La branche égyptienne de Daech
C’est le 10 novembre 2014 que les jihadistes égyptiens du groupe Ansar Beit el-Maqdis annoncent leur décision de prêter allégeance au «calife Ibrahim Ben Awad», alias Abou Bakr el-Baghdadi, le chef de l’Etat islamique. Dans un enregistrement diffusé sur Twitter, ils font ainsi serment «d’écouter et d’obéir» au calife.

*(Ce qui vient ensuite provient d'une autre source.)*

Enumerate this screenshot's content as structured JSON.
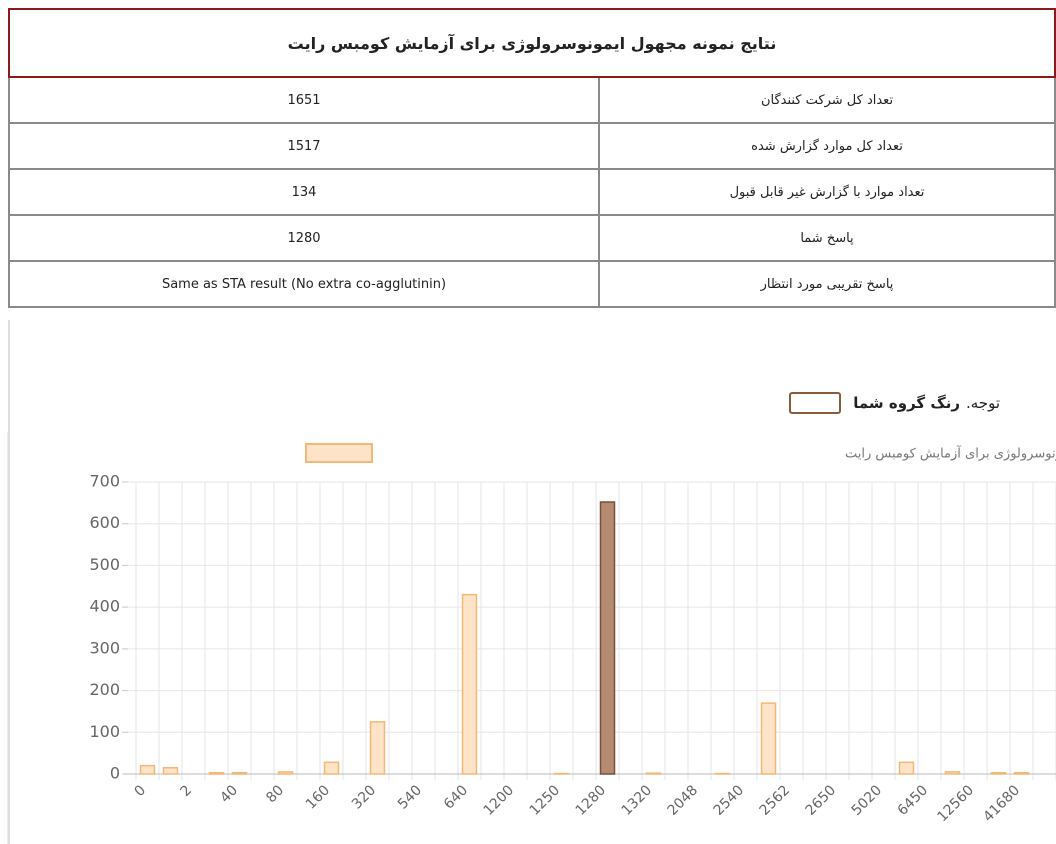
{
  "header": {
    "title": "نتایج نمونه مجهول ایمونوسرولوژی برای آزمایش کومبس رایت"
  },
  "table": {
    "rows": [
      [
        "تعداد کل شرکت کنندگان",
        1651
      ],
      [
        "تعداد کل موارد گزارش شده",
        1517
      ],
      [
        "تعداد موارد با گزارش غیر قابل قبول",
        134
      ],
      [
        "پاسخ شما",
        1280
      ],
      [
        "پاسخ تقریبی مورد انتظار",
        "Same as STA result (No extra co-agglutinin)"
      ]
    ]
  },
  "note": {
    "prefix": "توجه.",
    "bold": "رنگ گروه شما"
  },
  "chart_data": {
    "type": "bar",
    "categories": [
      "0",
      null,
      "2",
      null,
      "40",
      null,
      "80",
      null,
      "160",
      null,
      "320",
      null,
      "540",
      null,
      "640",
      null,
      "1200",
      null,
      "1250",
      null,
      "1280",
      null,
      "1320",
      null,
      "2048",
      null,
      "2540",
      null,
      "2562",
      null,
      "2650",
      null,
      "5020",
      null,
      "6450",
      null,
      "12560",
      null,
      "41680",
      null
    ],
    "series": [
      {
        "name": "نتایج نمونه مجهول ایمونوسرولوژی برای آزمایش کومبس رایت",
        "color": "#fde3c8",
        "border_color": "#f3b877",
        "values": [
          20,
          15,
          0,
          3,
          3,
          0,
          5,
          0,
          28,
          0,
          125,
          0,
          0,
          0,
          430,
          0,
          0,
          0,
          1,
          0,
          652,
          0,
          2,
          0,
          0,
          1,
          0,
          170,
          0,
          0,
          0,
          0,
          0,
          28,
          0,
          5,
          0,
          3,
          3,
          0
        ]
      }
    ],
    "highlight": {
      "category": "1280",
      "color": "#b58c72",
      "border_color": "#7a4f37"
    },
    "ylim": [
      0,
      700
    ],
    "yticks": [
      0,
      100,
      200,
      300,
      400,
      500,
      600,
      700
    ],
    "grid": true,
    "legend": "top"
  }
}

Ce groupe, dont le nom signifie «les partisans de Jérusalem», est très actif dans le Sinaï depuis des années. Ansar Beit el-Maqdis a ainsi revendiqué la plupart des attaques conduites depuis le renversement du président islamiste Mohammad Morsi en juillet 2013. Jusqu’à ce qu’il prête allégeance à Daech, il affirmait s’inspirer d’al-Qaïda. Selon des sources militaires égyptiennes, l’émir du mouvement, Farhan Khamis el-Mateeka, aurait été tué le 10 octobre 2014 à Rafah, lors d’un assaut de l’armée.
D’après la correspondante au Caire du Figaro, Delphine Minoui, ces jihadistes se distinguent par «une professionnalisation de leurs opérations». «Ils ont à leur avantage la maîtrise d’un terrain escarpé qu’ils connaissent bien mieux que l’armée». Selon des habitants de la région, contactés par Delphine Minoui, Ansar Beit el-Maqdis «contrôle(rait) intégralement», certaines zones, «notamment dans la région de Cheikh Zoueid où des membres armés et encagoulés du groupe ont la main sur plusieurs check-points».
L’organisation inquiète de plus en plus, car elle apparaît dotée de moyens militaires puissants. La destruction en vol d’un hélicoptère dans le Sinaï, en janvier dernier, aurait ainsi été réalisée avec un missile portable SA 16, démontrant les capacités du mouvement.